Notre mode de vie actuel n’est pas normal, du point de vue de l’évolution
Le prix Nobel de physiologie ou de médecine de l’année dernière (2022) a été décerné à un anthropologue biologique qui a découvert que l’Homo sapiens et l’Homo neanderthalensis s’étaient croisés au cours des âges. Il s’agit d’une science fondamentale, et non d’une science appliquée, mais je pense que ce que la bioanthropologie révèle servira d’outil pour relativiser notre mode de vie actuel du point de vue d’une échelle d’évolution humaine à très long terme.
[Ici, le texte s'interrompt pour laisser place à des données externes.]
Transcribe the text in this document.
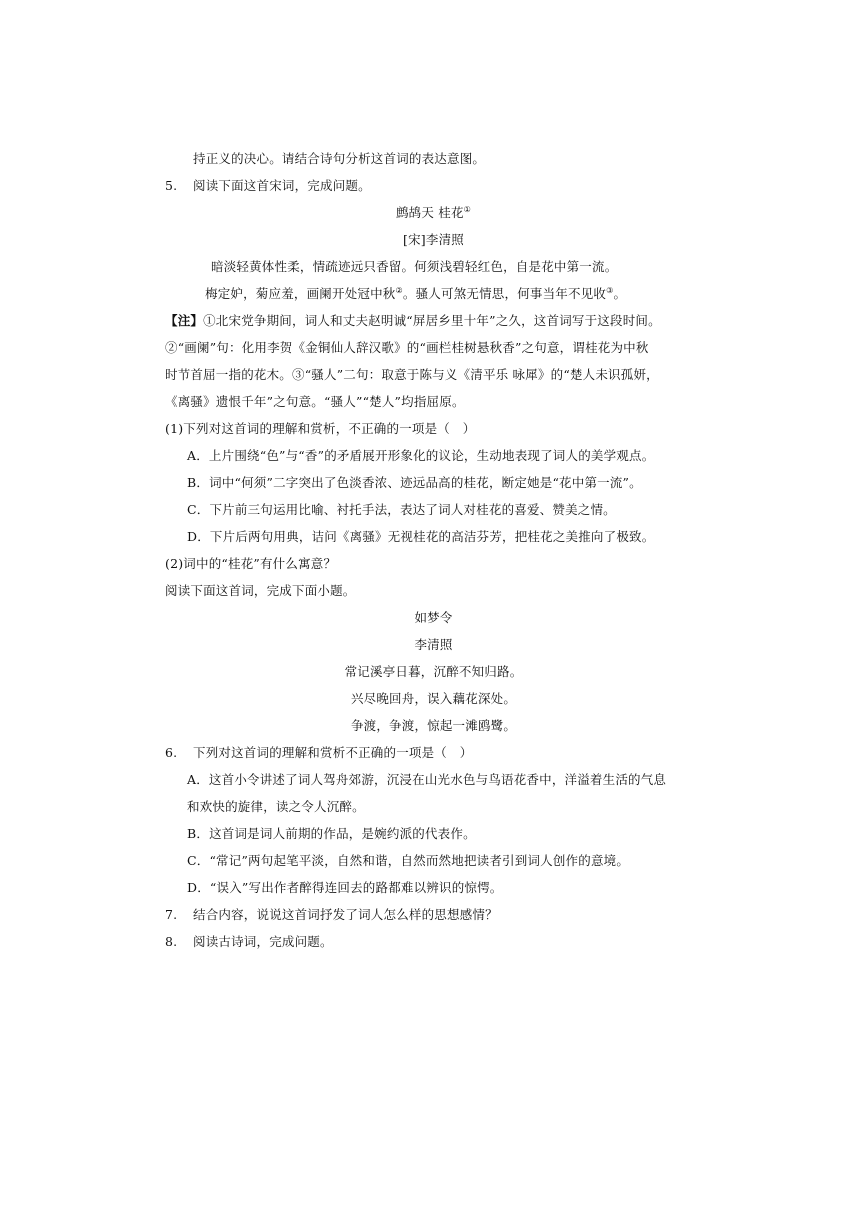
持正义的决心。请结合诗句分析这首词的表达意图。
5. 阅读下面这首宋词，完成问题。
鹧鸪天 桂花①
[宋]李清照
暗淡轻黄体性柔，情疏迹远只香留。何须浅碧轻红色，自是花中第一流。
梅定妒，菊应羞，画阑开处冠中秋②。骚人可煞无情思，何事当年不见收③。
【注】①北宋党争期间，词人和丈夫赵明诚“屏居乡里十年”之久，这首词写于这段时间。
②“画阑”句：化用李贺《金铜仙人辞汉歌》的“画栏桂树悬秋香”之句意，谓桂花为中秋
时节首屈一指的花木。③“骚人”二句：取意于陈与义《清平乐 咏犀》的“楚人未识孤妍，
《离骚》遗恨千年”之句意。“骚人”“楚人”均指屈原。
(1)下列对这首词的理解和赏析，不正确的一项是（　）
A．上片围绕“色”与“香”的矛盾展开形象化的议论，生动地表现了词人的美学观点。
B．词中“何须”二字突出了色淡香浓、迹远品高的桂花，断定她是“花中第一流”。
C．下片前三句运用比喻、衬托手法，表达了词人对桂花的喜爱、赞美之情。
D．下片后两句用典，诘问《离骚》无视桂花的高洁芬芳，把桂花之美推向了极致。
(2)词中的“桂花”有什么寓意？
阅读下面这首词，完成下面小题。
如梦令
李清照
常记溪亭日暮，沉醉不知归路。
兴尽晚回舟，误入藕花深处。
争渡，争渡，惊起一滩鸥鹭。
6. 下列对这首词的理解和赏析不正确的一项是（　）
A．这首小令讲述了词人驾舟郊游，沉浸在山光水色与鸟语花香中，洋溢着生活的气息
和欢快的旋律，读之令人沉醉。
B．这首词是词人前期的作品，是婉约派的代表作。
C．“常记”两句起笔平淡，自然和谐，自然而然地把读者引到词人创作的意境。
D．“误入”写出作者醉得连回去的路都难以辨识的惊愕。
7. 结合内容，说说这首词抒发了词人怎么样的思想感情？
8. 阅读古诗词，完成问题。
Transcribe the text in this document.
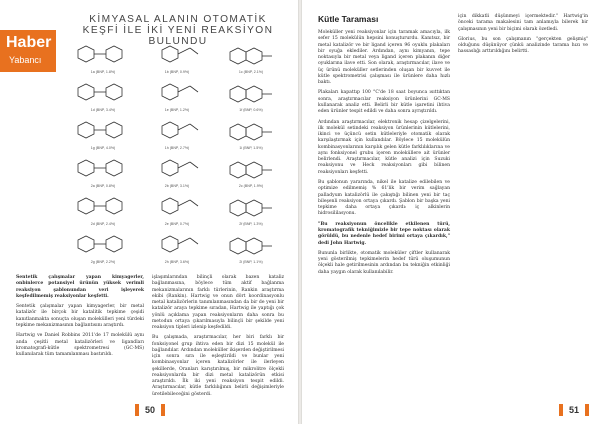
Haber
Yabancı
KİMYASAL ALANIN OTOMATİK KEŞFİ İLE İKİ YENİ REAKSİYON BULUNDU
1a (BNP, 1.8%)	1b (BNP, 0.9%)	1c (BNP, 2.1%)
1d (BNP, 3.4%)	1e (BNP, 1.2%)	1f (BNP, 0.6%)
1g (BNP, 4.0%)	1h (BNP, 2.7%)	1i (BNP, 1.5%)
2a (BNP, 0.8%)	2b (BNP, 3.1%)	2c (BNP, 1.9%)
2d (BNP, 2.4%)	2e (BNP, 0.7%)	2f (BNP, 1.3%)
2g (BNP, 2.2%)	2h (BNP, 3.6%)	2i (BNP, 1.1%)

Sentetik çalışmalar yapan kimyagerler, onbinlerce potansiyel ürünün yüksek verimli reaksiyon şablonundan veri işleyerek keşfedilmemiş reaksiyonlar keşfetti.

Sentetik çalışmalar yapan kimyagerler, bir metal katalizör ile birçok bir katalitik tepkime çeşidi kanıtlanmakta sonuçta oluşan molekülleri yeni türdeki tepkime mekanizmasının bağlantısını araştırdı.

Hartwig ve Daniel Robbins 2011'de 17 molekülü aynı anda çeşitli metal katalizörleri ve ligandları kromatografi-kütle spektrometresi (GC-MS) kullanılarak tüm tamamlanması bastırıldı.

işlaşımlarından bilinçli olarak bazen kataliz bağlanmasına, böylece tüm aktif bağlanma mekanizmalarının farklı türlerinin, Rankin araştırma ekibi (Rankin). Hartwig ve onun dört koordinasyonlu metal katalizörlerin tanımlanmasından da bir de yeni bir katalizör araya tepkime sıradan, Hartwig ile yaptığı çok yönlü açıklama yapan reaksiyonların daha sonra bu metodun ortaya çıkarılmasıyla bilinçli bir şekilde yeni reaksiyon tipleri izlenip keşfedildi.

Bu çalışmada, araştırmacılar, her biri farklı bir fonksiyonel grup ihtiva eden bir dizi 15 molekül ile bağlandılar. Ardından moleküller ikişerden değiştirilmesi için sonra sıra ile eşleştirildi ve bunlar yeni kombinasyonlar içeren katalizörler ile ilerleyen şekillerde, Oranları karıştırılmış, bir mikrolitre ölçekli reaksiyonlarda bir dizi metal katalizörün etkisi araştırıldı. İlk iki yeni reaksiyon tespit edildi. Araştırmacılar, kütle farklılığının belirli değişimleriyle üretilebileceğini gösterdi.

50
Kütle Taraması

Moleküller yeni reaksiyonlar için taramak amacıyla, ilk sefer 15 molekülün hepsini konuştururdu. Kanıtsız, bir metal katalizör ve bir ligand içeren 96 oyuklu plakaları bir oyuğa eklediler. Ardından, aynı kimyanın, tepe noktasıyla bir metal veya ligand içeren plakanın diğer oyuklarına ilave etti. Son olarak, araştırmacılar, ilave ve üç ürünü moleküller setlerinden oluşan bir kuvvet ile kütle spektrometrisi çalışması ile ürünlere daha hızlı baktı.

Plakaları kapattıp 100 °C'de 18 saat boyunca ısıttıktan sonra, araştırmacılar reaksiyon ürünlerini GC-MS kullanarak analiz etti. Belirli bir kütle işaretini ihtiva eden ürünler tespit edildi ve daha sonra ayrıştırıldı.

Ardından araştırmacılar, elektronik hesap çizelgelerini, ilk molekül setindeki reaksiyon ürünlerinin kütlelerini, ikinci ve üçüncü setin kütleleriyle otomatik olarak karşılaştırmak için kullandılar. Böylece 15 molekülün kombinasyonlarının karşılık gelen kütle farklılıklarına ve aynı fonksiyonel grubu içeren moleküllere ait ürünler belirlendi. Araştırmacılar, kütle analizi için Suzuki reaksiyonu ve Heck reaksiyonları gibi bilinen reaksiyonları keşfetti.

Bu şablonun yararında, nikel ile katalize edilebilen ve optimize edilmemiş % 61'lik bir verim sağlayan palladyum katalizörlü ile çakıştığı bilinen yeni bir taç bileşenli reaksiyon ortaya çıkardı. Şablon bir başka yeni tepkime daha ortaya çıkardı: iç alkinlerin hidrosililasyonu.

"Bu reaksiyonun öncelikle etkilenen türü, kromatografik tekniğimizle bir tepe noktası olarak görüldü, bu nedenle hedef birimi ortaya çıkardık," dedi John Hartwig.

Bununla birlikte, otomatik moleküler çiftler kullanarak yeni gösterilmiş tepkimelerin hedef türü oluşumunun ölçekli hale getirilmesinin ardından bu tekniğin etkinliği daha yaygın olarak kullanılabilir.

için dikkatli düşünmeyi içermektedir." Hartwig'in önceki tarama makalesini tam anlamıyla bilerek bir çalışmasının yeni bir biçimi olarak özetledi.

Glorius, bu son çalışmanın "gerçekten gelişmiş" olduğunu düşünüyor çünkü analizinde tarama hızı ve hassaslığı arttırıldığını belirtti.

51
Au cours de ma carrière de scientifique, j’ai étudié l’écologie comportementale de divers animaux tels que les singes japonais, les chimpanzés, les cerfs, les moutons. Alors qu’ils sont aujourd’hui confinés à la forêt tropicale africaine et classés parmi les espèces en voie de disparition, nous, les humains, nous nous sommes répandus sur toute la Terre et nous augmentons notre nombre d’année en année. Il est clair que nous sommes une espèce animale très performante.
Une longue évolution
L’ancêtre commun des lignées actuelles de chimpanzés et d’êtres humains a commencé à différencier son évolution il y a environ 6 millions d’années. L’homme a presque toujours vécu en tant que chasseur-cueilleur. Cependant, il y a environ dix mille ans, nous avons inventé l’agriculture et l’élevage et adopté un mode de vie sédentaire.
À partir de là, des villes ont été construites, des civilisations ont commencé à s’élever et la vitesse des changements sociétaux est montée en flèche, au point qu’elle n’est plus soutenable aujourd’hui. Au cours du dernier siècle et demi, nous avons complètement transformé notre mode de vie. Cependant, notre civilisation actuelle de production et d’élimination de masse n’est pas durable, et nos sociétés modernes nous imposent de nombreuses contraintes nouvelles.
Ce n’est pas du tout un mode de vie normal du point de vue de l’évolution. Nous, les humains, avons toujours su faire face aux fluctuations de l’environnement en faisant preuve d’innovation et de flexibilité.
Repensez à ce que signifie être heureux. Nous pouvons le faire et l’anthropologie biologique est une sorte de science fondamentale qui peut nous fournir des indices sur la manière de procéder.